I need to prove that for an arbitrary field $K$, if $f \in K[x_1,\ldots,x_n]$ is a non-zero polynomial, then there exist $a_1,\ldots,a_{n-1} \in \mathbb N$ and $\lambda \in K$ such that if $$ f(y_1+y_n^{a_1},\ldots,y_{n-1}+y_n^{a_{n-1}},y_n)=g \in K[y_1,\ldots,y_n] $$ then $\lambda g$ is monic as polynomial of $y_n$.

Answer 1

(I came to an answer by rubber-ducking, and since I do not find a similar answer on MathSE I'll leave my result here)

This basically amounts to check that the terms of $g$ involving $y_n$ alone do not all end up with a zero coefficient, or somewhat cancel out. In particular, since all the terms of $f$ are of the form $$ c_{k_1,\ldots,k_n} x_1^{k_1}\cdot\ldots\cdot x_n^{k_n} $$ expanding the binomials which arise from the substitution given, we get terms of the form $$ c_{k_1,\ldots,k_n} y_n^{a_1k_1+\ldots+a_{n-1}k_{n-1}+k_n} $$ plus some other terms which involves more than $y_n$ alone, so that we can ignore them.

Notice we get a term like the above for each of the terms in the original polynomial, so that the leading $y_n$ term of $g$ is the non-null term of highest degree, say $d$. Hence that term is $$ \left( \sum_{a_1k_1+\ldots+a_{n-1}k_{n-1}+k_n=d} c_{k_1,\ldots,k_n} \right)\ y_n^d = \alpha\ y_n^d. $$ Then we want to show we can choose the $a_i$s carefully enough to not have $\alpha$ vanish.

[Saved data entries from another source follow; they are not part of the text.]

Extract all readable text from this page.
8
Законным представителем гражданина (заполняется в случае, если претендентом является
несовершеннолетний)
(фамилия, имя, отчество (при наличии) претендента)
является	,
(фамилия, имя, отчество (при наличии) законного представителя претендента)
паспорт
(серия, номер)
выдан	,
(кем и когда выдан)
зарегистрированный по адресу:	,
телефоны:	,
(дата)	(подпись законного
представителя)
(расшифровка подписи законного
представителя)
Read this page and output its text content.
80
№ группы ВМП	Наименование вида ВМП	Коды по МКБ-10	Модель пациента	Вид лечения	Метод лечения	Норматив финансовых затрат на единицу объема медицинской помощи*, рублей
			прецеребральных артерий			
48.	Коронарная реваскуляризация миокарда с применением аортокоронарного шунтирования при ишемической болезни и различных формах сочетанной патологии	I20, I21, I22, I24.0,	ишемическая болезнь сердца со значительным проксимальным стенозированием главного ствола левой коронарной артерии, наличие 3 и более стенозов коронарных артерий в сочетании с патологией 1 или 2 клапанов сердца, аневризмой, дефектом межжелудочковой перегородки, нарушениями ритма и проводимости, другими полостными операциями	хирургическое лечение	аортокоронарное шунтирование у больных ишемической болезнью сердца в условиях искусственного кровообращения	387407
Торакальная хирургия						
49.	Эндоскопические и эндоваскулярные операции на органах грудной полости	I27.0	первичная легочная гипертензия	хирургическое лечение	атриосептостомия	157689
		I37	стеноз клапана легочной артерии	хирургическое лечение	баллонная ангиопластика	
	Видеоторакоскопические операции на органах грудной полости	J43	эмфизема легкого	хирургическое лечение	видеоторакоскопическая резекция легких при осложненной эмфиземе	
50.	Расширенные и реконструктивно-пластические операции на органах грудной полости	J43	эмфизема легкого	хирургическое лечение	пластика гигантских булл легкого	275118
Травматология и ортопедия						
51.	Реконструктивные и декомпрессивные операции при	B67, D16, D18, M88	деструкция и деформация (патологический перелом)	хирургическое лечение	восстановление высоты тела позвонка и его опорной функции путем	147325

Since we cannot expect to tame all the possible combinations of coefficients, let's pursue a stupid-easy strategy: make the sums $a_1k_1+\ldots+a_{n-1}k_{n-1}+k_n$ all distinct so as to isolate each $c_{k_1,\ldots,k_n}$ to its own term, eliminating any possibility of "cancelation phenomena". Then the first term (i.e. the one with the highest degree) that does not end up with a zero coefficient is our leading term. Observe there's no possibility of having no such term, because we've already noticed each of the coefficients of $f$ will get a $y_n$-only term and since at least one of them is non-zero (because $f\neq 0$), then one of them will be leading.

Therefore we need to find a strategy to choose the $a_i$s in such a way to make all the sums $$ a_1k_1+\ldots+a_{n-1}k_{n-1}+k_n $$ distinct. The key trick here is to see a sum like that as the representation of a number in a positional system in base $N$: the $k_i$s (because they're the variables in our problem) are its 'figures' and the $a_i$s are instead the ascending powers of $N$. To really have a correspondence between the two objects, we need to be sure that the $k_i$s are never bigger than $N$, because in the representation of a number in base $N$ no figures bigger than $N-1$ can be used (otherwise we lose the uniqueness of the representation, which instead is the key property we want to leverage!). But this is an easy task: since the $k_i$s represent the degrees of the indeterminates appearing in the monomials of $f$, which in turn are only in a finite number (or better, appear with a non-null coefficient only finitely many times), we can surely find an $N$ bigger than all of them. Then we've proved our statement, because $\lambda \in K$ can be chosen to be the multplicative inverse of the (non-zero) coefficient of the leading term of $g$, thereby turning it to a $1$.